Japan's prime minister has sounded a resolute note, promising to win the battle against an overheating nuclear plant even as atomic safety officials raised questions about the accuracy of radiation measurements at the complex.
Naoto Kan was grave a week ago when he addressed this nation rattled by fears of radiation that has contaminated food, milk and tap water. But three weeks after a massive tsunami disabled the Fukushima power plant's cooling systems, Mr Kan vowed that Japan would create the safest system anywhere.
Japan will "do whatever it takes to win the battle" at Fukushima, he said in a televised news conference. And when the crisis ends: "We will establish a system that could respond to any situation based on an assumption that anything could happen."
While a massive earthquake and tsunami set off a series of events that disabled the plant, the accident has been exacerbated by several missteps along the way. Apparently spotting another mistake, the nuclear safety agency ordered Tokyo Electric Power (Tepco) to review its recent radiation figures, saying they seemed suspiciously high.

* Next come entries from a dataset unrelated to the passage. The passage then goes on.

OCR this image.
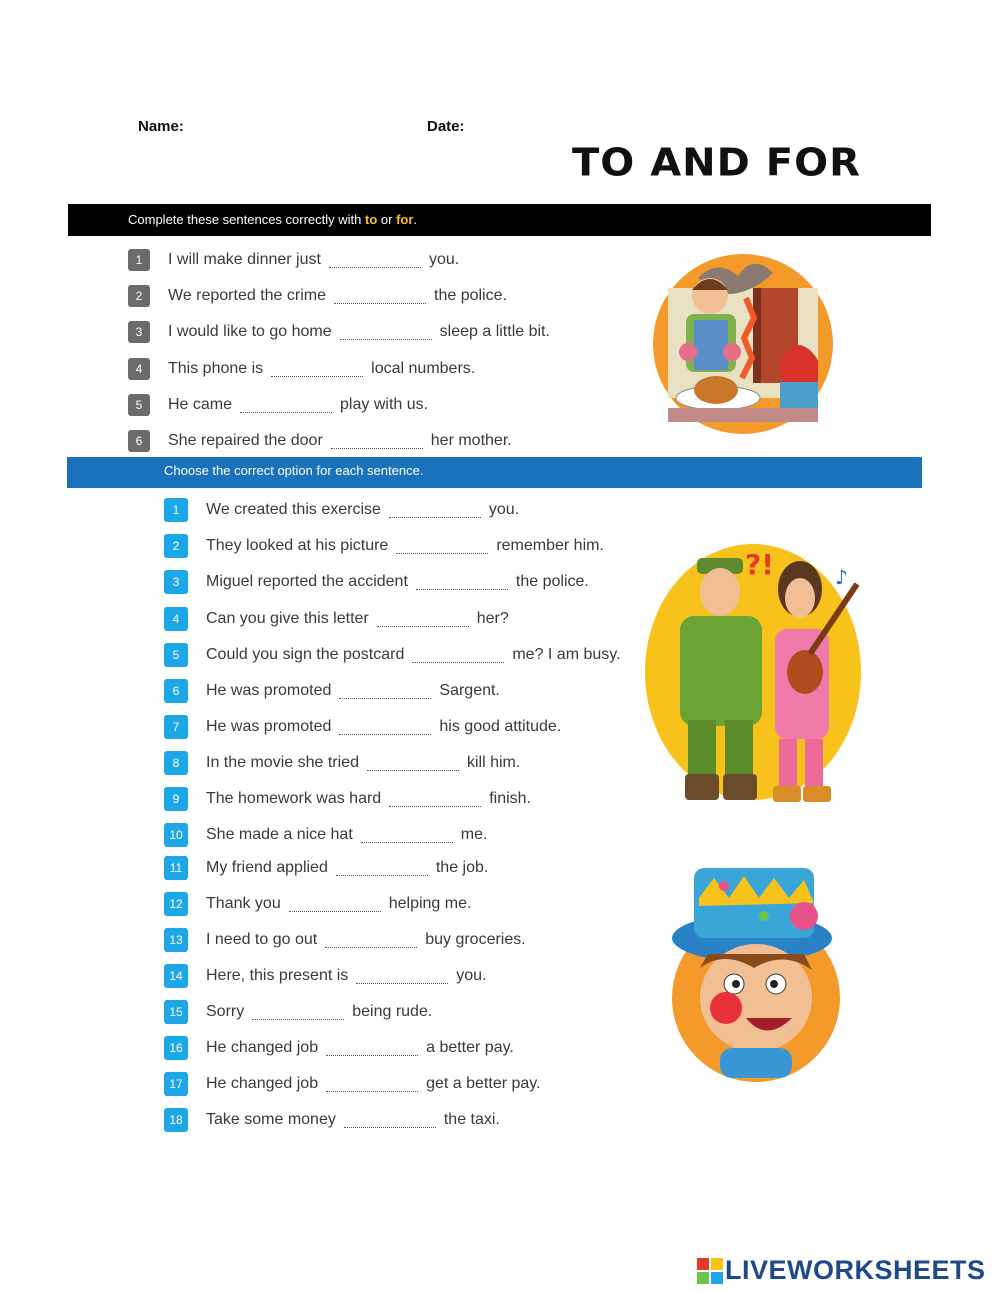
Name:	Date:
TO AND FOR
Complete these sentences correctly with to or for.
1	I will make dinner just	you.
2	We reported the crime	the police.
3	I would like to go home	sleep a little bit.
4	This phone is	local numbers.
5	He came	play with us.
6	She repaired the door	her mother.
Choose the correct option for each sentence.
1	We created this exercise	you.
2	They looked at his picture	remember him.
3	Miguel reported the accident	the police.
4	Can you give this letter	her?
5	Could you sign the postcard	me? I am busy.
6	He was promoted	Sargent.
7	He was promoted	his good attitude.
8	In the movie she tried	kill him.
9	The homework was hard	finish.
10	She made a nice hat	me.
11	My friend applied	the job.
12	Thank you	helping me.
13	I need to go out	buy groceries.
14	Here, this present is	you.
15	Sorry	being rude.
16	He changed job	a better pay.
17	He changed job	get a better pay.
18	Take some money	the taxi.
?!	♪
LIVEWORKSHEETS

Tepco has repeatedly been forced to retract such figures, fuelling fears over health risks and eroding confidence in the company's ability to respond effectively to the crisis.

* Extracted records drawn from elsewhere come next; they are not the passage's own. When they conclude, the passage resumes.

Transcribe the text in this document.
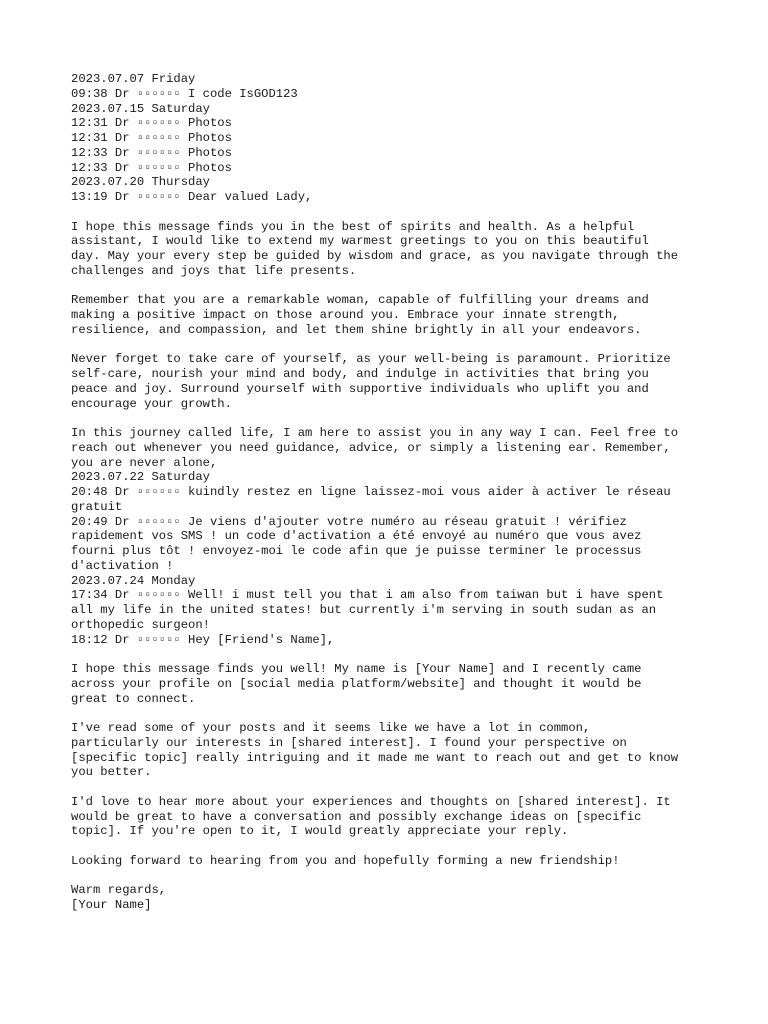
2023.07.07 Friday
09:38 Dr ▫▫▫▫▫▫ I code IsGOD123
2023.07.15 Saturday
12:31 Dr ▫▫▫▫▫▫ Photos
12:31 Dr ▫▫▫▫▫▫ Photos
12:33 Dr ▫▫▫▫▫▫ Photos
12:33 Dr ▫▫▫▫▫▫ Photos
2023.07.20 Thursday
13:19 Dr ▫▫▫▫▫▫ Dear valued Lady,
I hope this message finds you in the best of spirits and health. As a helpful
assistant, I would like to extend my warmest greetings to you on this beautiful
day. May your every step be guided by wisdom and grace, as you navigate through the
challenges and joys that life presents.
Remember that you are a remarkable woman, capable of fulfilling your dreams and
making a positive impact on those around you. Embrace your innate strength,
resilience, and compassion, and let them shine brightly in all your endeavors.
Never forget to take care of yourself, as your well-being is paramount. Prioritize
self-care, nourish your mind and body, and indulge in activities that bring you
peace and joy. Surround yourself with supportive individuals who uplift you and
encourage your growth.
In this journey called life, I am here to assist you in any way I can. Feel free to
reach out whenever you need guidance, advice, or simply a listening ear. Remember,
you are never alone,
2023.07.22 Saturday
20:48 Dr ▫▫▫▫▫▫ kuindly restez en ligne laissez-moi vous aider à activer le réseau
gratuit
20:49 Dr ▫▫▫▫▫▫ Je viens d'ajouter votre numéro au réseau gratuit ! vérifiez
rapidement vos SMS ! un code d'activation a été envoyé au numéro que vous avez
fourni plus tôt ! envoyez-moi le code afin que je puisse terminer le processus
d'activation !
2023.07.24 Monday
17:34 Dr ▫▫▫▫▫▫ Well! i must tell you that i am also from taiwan but i have spent
all my life in the united states! but currently i'm serving in south sudan as an
orthopedic surgeon!
18:12 Dr ▫▫▫▫▫▫ Hey [Friend's Name],
I hope this message finds you well! My name is [Your Name] and I recently came
across your profile on [social media platform/website] and thought it would be
great to connect.
I've read some of your posts and it seems like we have a lot in common,
particularly our interests in [shared interest]. I found your perspective on
[specific topic] really intriguing and it made me want to reach out and get to know
you better.
I'd love to hear more about your experiences and thoughts on [shared interest]. It
would be great to have a conversation and possibly exchange ideas on [specific
topic]. If you're open to it, I would greatly appreciate your reply.
Looking forward to hearing from you and hopefully forming a new friendship!
Warm regards,
[Your Name]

Among the measurements called into question was one that Tepco said showed ground water under one of the reactors contained iodine concentrations that were 10,000 times the government's standard for the plant, the safety agency's spokesman Hidehiko Nishiyama said. Sea water and air concentrations from this week also are under review.

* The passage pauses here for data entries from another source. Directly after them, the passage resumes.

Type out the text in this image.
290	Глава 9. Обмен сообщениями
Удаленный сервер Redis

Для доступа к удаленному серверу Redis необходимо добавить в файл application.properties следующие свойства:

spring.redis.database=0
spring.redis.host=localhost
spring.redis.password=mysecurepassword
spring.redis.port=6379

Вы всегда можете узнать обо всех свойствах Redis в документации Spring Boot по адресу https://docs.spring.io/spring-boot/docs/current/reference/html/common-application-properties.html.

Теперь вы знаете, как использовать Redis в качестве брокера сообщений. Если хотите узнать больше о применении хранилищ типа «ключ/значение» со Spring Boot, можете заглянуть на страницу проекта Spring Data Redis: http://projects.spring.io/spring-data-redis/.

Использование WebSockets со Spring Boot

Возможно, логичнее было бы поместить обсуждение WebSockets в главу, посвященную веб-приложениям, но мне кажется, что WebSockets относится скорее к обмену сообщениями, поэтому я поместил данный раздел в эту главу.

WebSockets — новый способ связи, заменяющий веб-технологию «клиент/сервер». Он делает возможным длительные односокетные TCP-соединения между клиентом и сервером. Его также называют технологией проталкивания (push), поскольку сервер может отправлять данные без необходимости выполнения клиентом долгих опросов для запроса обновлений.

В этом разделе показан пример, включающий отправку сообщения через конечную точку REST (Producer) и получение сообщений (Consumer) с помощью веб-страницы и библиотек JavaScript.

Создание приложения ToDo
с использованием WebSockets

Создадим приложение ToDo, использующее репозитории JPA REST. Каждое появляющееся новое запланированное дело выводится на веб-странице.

"We have suspected their isotope analysis, and we will wait for the new results," Mr Nishiyama said, adding that the agency thinks the numbers may be too high.
Tepco has conceded that there appears to be an error in the computer programme used to analyse the data, but spokesman Junichi Matsumoto insisted that the glitch only affected readings for two radioactive isotopes, neither of which was iodine or other readings that have raised recent radiation concerns.
The Nuclear and Industrial Safety Agency has held out the possibility that a complete review of all radiation data collected since the tsunami might eventually be ordered.
In any case, it appears radiation is still streaming out of the plant, underscoring Tepco's inability to get it under control. The company has increasingly asked for international help, most recently ordering giant pumps from the US that are to arrive later this month to spray water on the reactors.